The COVID-19 pandemic has presented challenges for everyone, says nursing professor Michelle Freeman. In response, she has introduced a new teaching intervention called “Breathing Breaks” in her online leadership class.
Developed and facilitated by Ottawa-based consultant Rachel Freeman, the practice is a fun and easy breathwork series designed to promote focus, stress-resilience, and engagement in the online learning environment.
“We need to acknowledge that we’re all vulnerable to high stress levels right now, where our body can easily become stuck in a continuous state of fight-or-flight response, the body’s normal response to danger,” says Michelle Freeman. “This abnormal state of chronic stress can result in high blood pressure, suppress our immune system, and contribute to insomnia, anxiety, and depression.”
She notes it can create challenges in focus and learning, and adds: “Students in our graduate programs are also working on the frontlines during this pandemic, making them especially vulnerable to high levels of stress and in need of extra support.”
The sessions included active guided breathwork practices and practical tips to improve mindfulness and mental well-being. Each was under 25 minutes long, providing a fast introduction to the benefits of breathwork and meditation for people who usually do not meditate.
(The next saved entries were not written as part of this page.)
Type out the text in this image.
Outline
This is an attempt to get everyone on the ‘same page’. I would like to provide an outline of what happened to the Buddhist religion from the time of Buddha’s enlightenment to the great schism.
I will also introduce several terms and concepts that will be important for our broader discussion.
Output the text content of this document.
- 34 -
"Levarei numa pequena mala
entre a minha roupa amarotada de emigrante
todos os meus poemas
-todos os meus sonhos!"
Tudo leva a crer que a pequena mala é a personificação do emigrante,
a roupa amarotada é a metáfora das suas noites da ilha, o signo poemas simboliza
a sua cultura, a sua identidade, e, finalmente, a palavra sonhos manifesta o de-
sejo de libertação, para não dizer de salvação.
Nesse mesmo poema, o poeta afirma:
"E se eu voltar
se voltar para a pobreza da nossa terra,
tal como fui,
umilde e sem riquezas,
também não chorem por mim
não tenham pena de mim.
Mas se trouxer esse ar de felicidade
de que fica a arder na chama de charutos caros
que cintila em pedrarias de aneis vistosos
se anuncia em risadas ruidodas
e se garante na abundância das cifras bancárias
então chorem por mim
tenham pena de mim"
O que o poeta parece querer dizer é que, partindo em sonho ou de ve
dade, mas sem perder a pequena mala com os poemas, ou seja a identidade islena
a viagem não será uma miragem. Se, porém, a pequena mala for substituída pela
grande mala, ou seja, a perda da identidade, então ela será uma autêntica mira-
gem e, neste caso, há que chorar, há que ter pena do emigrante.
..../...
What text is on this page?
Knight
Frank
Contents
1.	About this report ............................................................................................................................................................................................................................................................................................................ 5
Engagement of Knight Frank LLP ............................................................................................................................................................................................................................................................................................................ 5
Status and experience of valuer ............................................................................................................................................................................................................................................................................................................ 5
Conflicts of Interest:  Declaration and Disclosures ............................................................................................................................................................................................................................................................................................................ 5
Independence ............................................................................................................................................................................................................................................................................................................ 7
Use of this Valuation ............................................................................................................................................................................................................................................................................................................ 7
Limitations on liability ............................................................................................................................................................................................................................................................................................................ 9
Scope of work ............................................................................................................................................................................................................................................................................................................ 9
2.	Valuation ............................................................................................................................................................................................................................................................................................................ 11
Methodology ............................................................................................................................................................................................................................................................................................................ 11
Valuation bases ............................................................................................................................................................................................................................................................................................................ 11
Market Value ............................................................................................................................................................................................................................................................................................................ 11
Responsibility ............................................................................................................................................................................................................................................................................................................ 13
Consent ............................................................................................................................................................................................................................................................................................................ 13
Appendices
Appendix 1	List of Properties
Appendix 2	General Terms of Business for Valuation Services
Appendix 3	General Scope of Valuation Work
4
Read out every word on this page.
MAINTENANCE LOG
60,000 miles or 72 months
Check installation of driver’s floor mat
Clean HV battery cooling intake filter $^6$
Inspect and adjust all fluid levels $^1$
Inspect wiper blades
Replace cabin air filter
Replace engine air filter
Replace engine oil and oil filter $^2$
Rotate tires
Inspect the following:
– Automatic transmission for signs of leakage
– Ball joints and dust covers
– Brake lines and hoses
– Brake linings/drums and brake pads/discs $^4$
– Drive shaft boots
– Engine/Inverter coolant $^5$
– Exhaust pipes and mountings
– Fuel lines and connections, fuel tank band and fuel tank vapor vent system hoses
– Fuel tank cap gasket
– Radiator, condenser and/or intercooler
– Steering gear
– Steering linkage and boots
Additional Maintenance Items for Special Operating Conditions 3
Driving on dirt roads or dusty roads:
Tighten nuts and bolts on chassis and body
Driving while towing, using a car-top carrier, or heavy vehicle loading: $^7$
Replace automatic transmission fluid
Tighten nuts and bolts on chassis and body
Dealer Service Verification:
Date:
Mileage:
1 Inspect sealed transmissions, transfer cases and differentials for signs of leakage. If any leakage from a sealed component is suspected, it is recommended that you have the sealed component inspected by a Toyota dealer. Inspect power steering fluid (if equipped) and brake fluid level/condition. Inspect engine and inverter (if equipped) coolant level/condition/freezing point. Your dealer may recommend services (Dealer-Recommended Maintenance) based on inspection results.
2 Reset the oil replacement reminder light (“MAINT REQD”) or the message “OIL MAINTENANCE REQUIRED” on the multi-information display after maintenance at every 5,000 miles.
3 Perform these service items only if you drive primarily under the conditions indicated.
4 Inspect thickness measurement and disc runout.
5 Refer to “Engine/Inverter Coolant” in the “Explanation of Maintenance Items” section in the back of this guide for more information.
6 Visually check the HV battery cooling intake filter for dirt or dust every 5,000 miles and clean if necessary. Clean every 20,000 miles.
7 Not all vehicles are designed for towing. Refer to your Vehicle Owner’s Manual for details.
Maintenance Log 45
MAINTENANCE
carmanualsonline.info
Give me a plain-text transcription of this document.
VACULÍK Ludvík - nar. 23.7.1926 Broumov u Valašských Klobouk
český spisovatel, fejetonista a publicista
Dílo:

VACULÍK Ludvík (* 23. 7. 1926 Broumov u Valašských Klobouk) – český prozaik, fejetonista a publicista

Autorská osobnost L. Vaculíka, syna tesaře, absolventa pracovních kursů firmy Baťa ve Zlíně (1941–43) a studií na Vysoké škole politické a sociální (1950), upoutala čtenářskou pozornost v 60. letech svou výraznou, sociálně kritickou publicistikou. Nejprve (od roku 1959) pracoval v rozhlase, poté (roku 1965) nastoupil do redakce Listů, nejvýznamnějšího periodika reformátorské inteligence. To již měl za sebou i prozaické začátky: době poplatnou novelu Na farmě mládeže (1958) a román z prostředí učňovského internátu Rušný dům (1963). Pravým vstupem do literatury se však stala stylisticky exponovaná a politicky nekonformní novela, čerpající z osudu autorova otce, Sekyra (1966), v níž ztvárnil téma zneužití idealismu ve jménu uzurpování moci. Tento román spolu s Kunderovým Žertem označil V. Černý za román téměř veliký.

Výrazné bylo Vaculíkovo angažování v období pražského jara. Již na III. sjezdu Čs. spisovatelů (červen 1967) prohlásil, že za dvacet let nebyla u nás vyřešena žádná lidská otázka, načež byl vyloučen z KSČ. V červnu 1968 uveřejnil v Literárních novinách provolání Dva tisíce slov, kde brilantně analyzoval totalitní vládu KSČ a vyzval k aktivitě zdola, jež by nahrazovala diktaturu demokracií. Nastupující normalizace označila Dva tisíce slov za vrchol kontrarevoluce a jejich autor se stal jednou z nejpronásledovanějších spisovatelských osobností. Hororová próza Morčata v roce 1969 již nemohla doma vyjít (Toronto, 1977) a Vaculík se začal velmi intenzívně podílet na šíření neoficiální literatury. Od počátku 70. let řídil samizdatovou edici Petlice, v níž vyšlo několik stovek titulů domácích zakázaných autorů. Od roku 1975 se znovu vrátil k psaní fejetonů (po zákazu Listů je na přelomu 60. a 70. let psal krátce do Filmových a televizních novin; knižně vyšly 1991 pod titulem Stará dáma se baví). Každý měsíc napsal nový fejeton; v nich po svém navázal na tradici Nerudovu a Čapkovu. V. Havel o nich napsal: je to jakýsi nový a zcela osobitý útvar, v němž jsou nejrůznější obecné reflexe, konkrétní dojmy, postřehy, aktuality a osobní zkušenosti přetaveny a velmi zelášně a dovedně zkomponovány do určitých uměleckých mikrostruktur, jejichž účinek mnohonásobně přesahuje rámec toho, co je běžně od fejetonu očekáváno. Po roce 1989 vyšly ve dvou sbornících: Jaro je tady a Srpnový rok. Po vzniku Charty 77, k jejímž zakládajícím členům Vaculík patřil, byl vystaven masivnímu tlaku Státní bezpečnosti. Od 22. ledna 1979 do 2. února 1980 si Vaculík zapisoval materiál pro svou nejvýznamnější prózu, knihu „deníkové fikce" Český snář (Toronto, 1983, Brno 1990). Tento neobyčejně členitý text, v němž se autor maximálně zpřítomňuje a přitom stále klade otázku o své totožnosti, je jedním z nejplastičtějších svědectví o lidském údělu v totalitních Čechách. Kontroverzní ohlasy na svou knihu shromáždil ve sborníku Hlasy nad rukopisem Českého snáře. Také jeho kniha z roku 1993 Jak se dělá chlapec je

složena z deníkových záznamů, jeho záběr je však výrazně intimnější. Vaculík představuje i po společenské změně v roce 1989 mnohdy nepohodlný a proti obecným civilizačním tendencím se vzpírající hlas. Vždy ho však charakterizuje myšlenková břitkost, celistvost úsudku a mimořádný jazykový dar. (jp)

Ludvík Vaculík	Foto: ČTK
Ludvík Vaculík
After five weeks of the program, Dr. Freeman conducted a survey to evaluate the experience. She calls the student comments “inspiring,” with respondents sharing that the sessions increased their feelings of calm, relaxation, and even happiness.
“Completing breathing breaks at the beginning of the class allowed me to declutter my thoughts and focus on the tasks at hand in class discussions,” wrote student Jessica Francis. “Work and daily life, especially in the midst of COVID-19, has been incredibly stressful and I often found my brain too overwhelmed to be able to focus.”
Her classmate Jennifer Tebbens said she was initially reluctant to participate.
“But as the weeks went on, I started to look forward to the breathing exercises,” she said. “It was a way to ease into class, take a moment to be grateful for important things that matter.”
Freeman notes that half of the students said they are now using these breathing practices outside of the class.
“This is exactly what we wanted to achieve as a learning outcome,” she said. “Application outside the classroom should result in greater stress-resilience and improved focus.”